Logarithmic functions help.

• March 17th 2008, 02:27 PM
RedBarron
Logarithmic functions help.
Im taking Business calc so it's not nearly as hard as normal calc, and I have a few questions on a take home quiz I have.
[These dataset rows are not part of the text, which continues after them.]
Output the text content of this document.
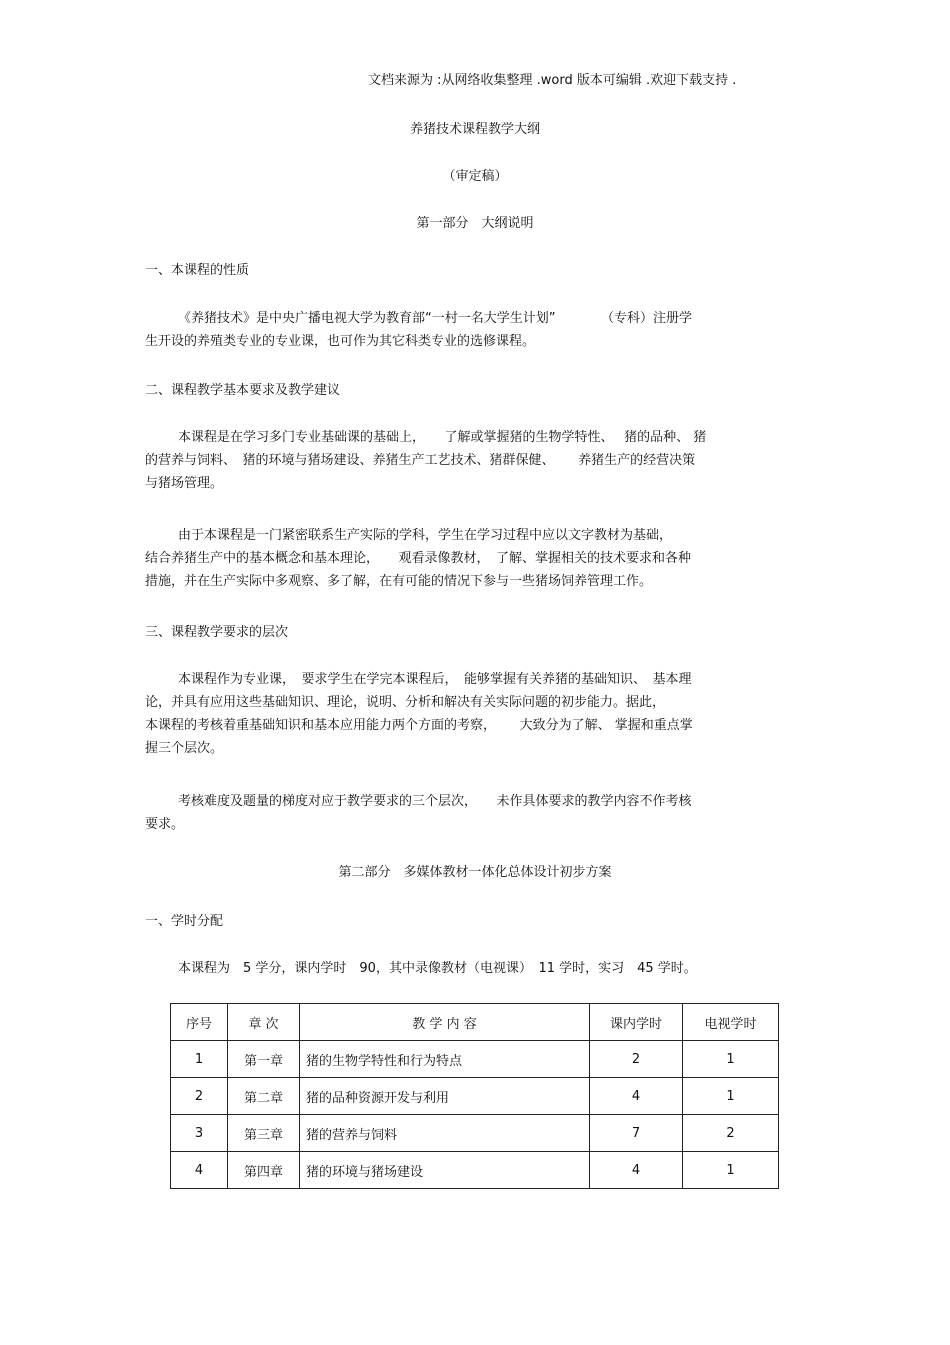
文档来源为 :从网络收集整理 .word 版本可编辑 .欢迎下载支持 .
养猪技术课程教学大纲
（审定稿）
第一部分　大纲说明
一、本课程的性质
《养猪技术》是中央广播电视大学为教育部“一村一名大学生计划”　　　　（专科）注册学
生开设的养殖类专业的专业课，也可作为其它科类专业的选修课程。
二、课程教学基本要求及教学建议
本课程是在学习多门专业基础课的基础上，　　了解或掌握猪的生物学特性、　 猪的品种、 猪
的营养与饲料、　猪的环境与猪场建设、养猪生产工艺技术、猪群保健、　　 养猪生产的经营决策
与猪场管理。
由于本课程是一门紧密联系生产实际的学科，学生在学习过程中应以文字教材为基础，
结合养猪生产中的基本概念和基本理论，　　观看录像教材，　了解、掌握相关的技术要求和各种
措施，并在生产实际中多观察、多了解，在有可能的情况下参与一些猪场饲养管理工作。
三、课程教学要求的层次
本课程作为专业课，　要求学生在学完本课程后，　能够掌握有关养猪的基础知识、　基本理
论，并具有应用这些基础知识、理论，说明、分析和解决有关实际问题的初步能力。据此，
本课程的考核着重基础知识和基本应用能力两个方面的考察，　　 大致分为了解、 掌握和重点掌
握三个层次。
考核难度及题量的梯度对应于教学要求的三个层次，　　未作具体要求的教学内容不作考核
要求。
第二部分　多媒体教材一体化总体设计初步方案
一、学时分配
本课程为　5 学分，课内学时　90，其中录像教材（电视课）　11 学时，实习　45 学时。
序号	章 次	教 学 内 容	课内学时	电视学时
1	第一章	猪的生物学特性和行为特点	2	1
2	第二章	猪的品种资源开发与利用	4	1
3	第三章	猪的营养与饲料	7	2
4	第四章	猪的环境与猪场建设	4	1
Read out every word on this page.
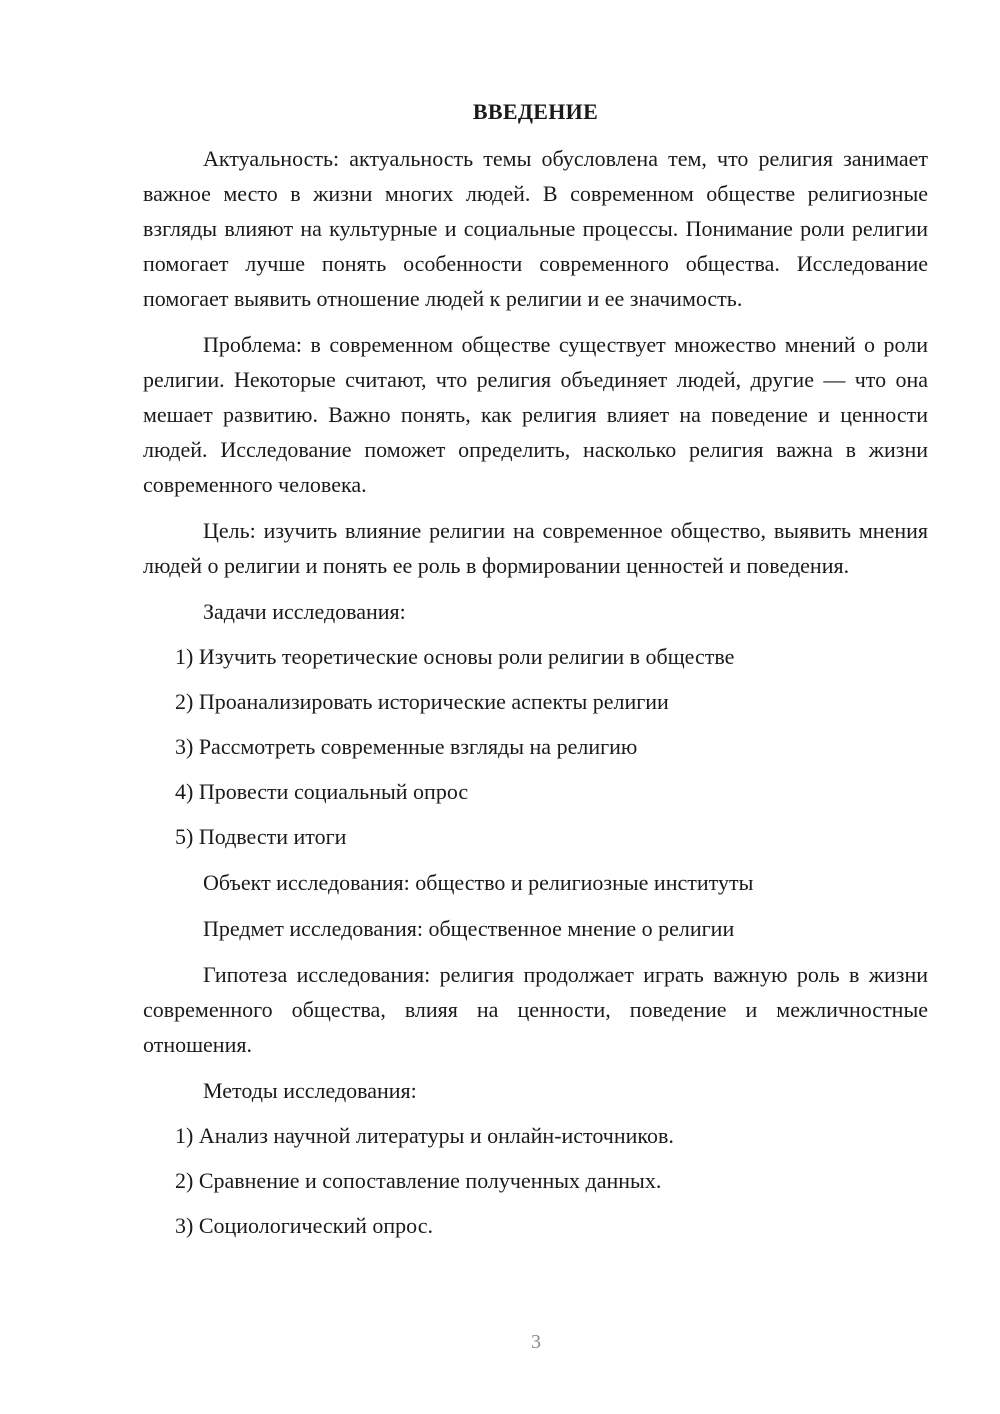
ВВЕДЕНИЕ

Актуальность: актуальность темы обусловлена тем, что религия занимает важное место в жизни многих людей. В современном обществе религиозные взгляды влияют на культурные и социальные процессы. Понимание роли религии помогает лучше понять особенности современного общества. Исследование помогает выявить отношение людей к религии и ее значимость.

Проблема: в современном обществе существует множество мнений о роли религии. Некоторые считают, что религия объединяет людей, другие — что она мешает развитию. Важно понять, как религия влияет на поведение и ценности людей. Исследование поможет определить, насколько религия важна в жизни современного человека.

Цель: изучить влияние религии на современное общество, выявить мнения людей о религии и понять ее роль в формировании ценностей и поведения.

Задачи исследования:

1) Изучить теоретические основы роли религии в обществе
2) Проанализировать исторические аспекты религии
3) Рассмотреть современные взгляды на религию
4) Провести социальный опрос
5) Подвести итоги

Объект исследования: общество и религиозные институты

Предмет исследования: общественное мнение о религии

Гипотеза исследования: религия продолжает играть важную роль в жизни современного общества, влияя на ценности, поведение и межличностные отношения.

Методы исследования:

1) Анализ научной литературы и онлайн-источников.
2) Сравнение и сопоставление полученных данных.
3) Социологический опрос.
3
If any one could help me it would be greatly appreciated.

Find the derivative, do not need to simplify

g(x)=ln(2x-3/x^2-4)

and f(x)=(ln(12x^2+5))^25

lastly y=e^x ln(5x)

Thanks a lot, im pretty much done with the quiz im just not sure on these 3 probs (Headbang)
• March 17th 2008, 03:55 PM
o_O
Some of the questions are a bit ambiguous but seems like they involve the application of the chain rule which says:
$\left[f(g(x))\right]' = f'\left(g(x)\right) \cdot g'(x)$

For: $y = ln\left(\frac{2x-3}{x^{2}-4}\right)$
Let: $f(x) = ln(x) \quad \quad g(x) = \frac{2x - 3}{x^{2}-4}$

Applying the formula:
$\left[ ln\left(\frac{2x-3}{x^{2}-4}\right) \right]' = \underbrace{\frac{1}{g(x)}}_{(\ln x)' = \frac{1}{x}} \cdot \: \:g'(x)$
$= \frac{1}{\frac{2x - 3}{x^{2}-4}} \cdot \left(\frac{2x-3}{x^{2}-4}\right)'$
$= \frac{x^{2} - 4}{2x - 3} \cdot \underbrace{\left(\frac{2x-3}{x^{2}-4}\right)'}_{\mbox{Quotient Rule}}$

See if you can apply the chain rule to the other questions.